3 Essential Traits to Thrive in the AP Role

Topics: Assistant Principals, School Culture and Climate

Over time, the role of an assistant principal (AP) has shifted. Gone are the days when the AP was virtually invisible, spending most of their time in their office being the disciplinarian and managing student behaviors. The role still includes this very important task, but it has evolved to allow APs to be visible in classrooms, acting as instructional leaders and providing teachers with support using best practices.

My start in the role began during the pandemic. In addition to learning the ins and outs of a “typical” AP role, the pandemic provided a whole new set of challenges. As a new leader, it is critical that you build relationships with your staff, which was altered during this time when learning and leading happened through computer screens. The digital platform stole the ability to make those personal connections formed by visiting classrooms and interacting with both students and teachers. This became my primary goal. I overcame the challenge by being intentional with how I interacted with staff through the screen to make formidable connections.

Now that students and staff are back in classrooms, cultivating these relationships I’ve formed remains at the forefront of my leadership.

3 Essential Skills in AP Leadership

The AP role varies significantly according to a whole host of considerations, according to a study, “The Role of Assistant Principals: Evidence and Insights for Advancing School Leadership,” conducted by The Wallace Foundation.

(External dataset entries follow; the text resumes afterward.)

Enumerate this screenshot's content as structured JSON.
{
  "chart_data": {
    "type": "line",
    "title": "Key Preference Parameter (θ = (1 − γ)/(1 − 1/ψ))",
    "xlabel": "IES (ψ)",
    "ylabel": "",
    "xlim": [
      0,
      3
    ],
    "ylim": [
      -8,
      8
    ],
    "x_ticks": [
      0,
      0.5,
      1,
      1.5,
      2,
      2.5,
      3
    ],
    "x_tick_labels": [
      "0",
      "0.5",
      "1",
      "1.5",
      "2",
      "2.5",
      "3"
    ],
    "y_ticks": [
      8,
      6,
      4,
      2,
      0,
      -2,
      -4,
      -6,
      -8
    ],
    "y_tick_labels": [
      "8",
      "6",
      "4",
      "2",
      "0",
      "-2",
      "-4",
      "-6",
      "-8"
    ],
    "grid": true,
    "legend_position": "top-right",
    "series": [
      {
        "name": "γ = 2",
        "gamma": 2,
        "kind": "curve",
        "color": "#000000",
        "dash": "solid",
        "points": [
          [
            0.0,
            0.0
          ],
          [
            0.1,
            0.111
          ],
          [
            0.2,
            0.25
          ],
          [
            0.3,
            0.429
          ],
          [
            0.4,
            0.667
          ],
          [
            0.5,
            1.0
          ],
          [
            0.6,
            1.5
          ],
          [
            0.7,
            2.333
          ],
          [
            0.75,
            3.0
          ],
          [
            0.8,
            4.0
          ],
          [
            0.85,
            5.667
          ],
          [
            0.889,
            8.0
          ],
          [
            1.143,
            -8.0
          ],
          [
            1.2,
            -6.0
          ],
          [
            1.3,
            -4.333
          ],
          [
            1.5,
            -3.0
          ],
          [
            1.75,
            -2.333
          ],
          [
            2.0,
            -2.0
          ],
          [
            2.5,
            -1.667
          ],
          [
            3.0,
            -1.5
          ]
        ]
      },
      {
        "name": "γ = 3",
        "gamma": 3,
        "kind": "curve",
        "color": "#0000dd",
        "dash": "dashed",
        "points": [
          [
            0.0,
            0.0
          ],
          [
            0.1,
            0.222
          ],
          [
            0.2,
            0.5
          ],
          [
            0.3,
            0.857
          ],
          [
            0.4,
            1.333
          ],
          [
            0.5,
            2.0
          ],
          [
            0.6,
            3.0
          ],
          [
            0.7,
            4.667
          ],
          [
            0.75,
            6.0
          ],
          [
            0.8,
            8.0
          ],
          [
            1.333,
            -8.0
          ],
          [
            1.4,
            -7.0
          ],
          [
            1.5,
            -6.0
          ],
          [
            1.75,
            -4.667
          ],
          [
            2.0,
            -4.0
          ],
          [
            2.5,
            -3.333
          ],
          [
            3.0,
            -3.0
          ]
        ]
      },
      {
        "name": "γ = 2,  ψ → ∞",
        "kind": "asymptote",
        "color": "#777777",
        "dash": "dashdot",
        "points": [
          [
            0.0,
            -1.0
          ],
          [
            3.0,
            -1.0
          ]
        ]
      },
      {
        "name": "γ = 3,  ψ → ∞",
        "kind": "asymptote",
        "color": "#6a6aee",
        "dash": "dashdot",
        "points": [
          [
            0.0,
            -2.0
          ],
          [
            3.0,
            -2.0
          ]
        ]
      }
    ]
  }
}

“The assistant principal role is complex and nuanced—it is not simply focused on instructional leadership or discipline,” the report showed. “Most assistant principals undertake a mix of instructional leadership, management, and student discipline leadership tasks. However, the amount of time assistant principals spend on these tasks varies and is often based on principals’ discretion. There is much variation in the roles assistant principals undertake.”

In my role, I’ve found that three traits—empathy, servant leadership, and collaboration—have enabled me to build relationships as I model leadership in my school. Despite the nuance of APs’ day-to-day responsibilities, these traits will set up these school leaders for success.

  1. Empathy: APs thrive when they become empathetic listeners, being attentive to emotions, paying attention to what is being said—and what is not said—and listening to their staffs’ truths without bias. This is critical in building trust—one of the most important traits APs need to be successful leaders.
  2. Servant Leadership: Being a servant leader is another necessary skill for APs to thrive in their role. As a servant leader, my role is not always to be the one in charge; my role is to change my position from someone providing the rules and doing the asking to the one who is listening and being asked of. A servant leader provides assistance, sets standards, listens without judgement, and practices humility and appreciating people for who they are, rather than what they do or give to the school.
  3. Collaboration: Another important skill for an AP is being collaborative. My role in this community is not only being a part of the village, but it’s also working with every person within the village, from administration and the teaching staff to the building staff and anyone who is a part of the village—families and the community, too. I recognize that every person in that village has a vested interest in student success, and including them in the discussions and planning only benefits the whole school community.

Ways to Model Leadership

As APs, it’s imperative that we model leadership for our staff as we grow their leadership skills. Leadership can be defined through a variety of ways, beginning with professionalism. Professionalism is often interpreted as how people speak to each other, and while that’s part of it, it encompasses so much more. Professionalism is about mannerisms, appearance, how you respond to others, and how you handle pressure in times of stress.

Leadership is also modeled through transparency. Being transparent is standing true to your word, speaking your truth, being neutral to all, holding everyone to high standards, and saying what needs to be said in a professional and caring way.

Listening to learn is another way to model leadership. People listen to get information but might not be listening to learn. Listening to learn is being able to declutter the mind and be in the present, truly listening to and comprehending what is being said. This also includes being open-minded and optimistic about information. Listening to learn is easily evidenced by physical and verbal ques, affirmations, and follow-up questions. And as a leader, listening to learn is an effective way to ensure staff know their voices and input matter and are taken into consideration.

Modeling leadership is important as you showcase high expectations for others. When you hold your teachers accountable and build a culture that aims high, the entire school reaps the rewards because teachers pass on those same standards and expectations to students, families, and colleagues.

At the end of the day an AP’s goal is to ensure that students love being at school, have made it home safe and sound and that teachers look forward to coming to work every day. Empathy, servant leadership, and collaboration go hand-in-hand with making those things happen.

Shay Lewis is assistant principal of the CREC Academy of Aerospace and Engineering School in Rocky Hill, Connecticut.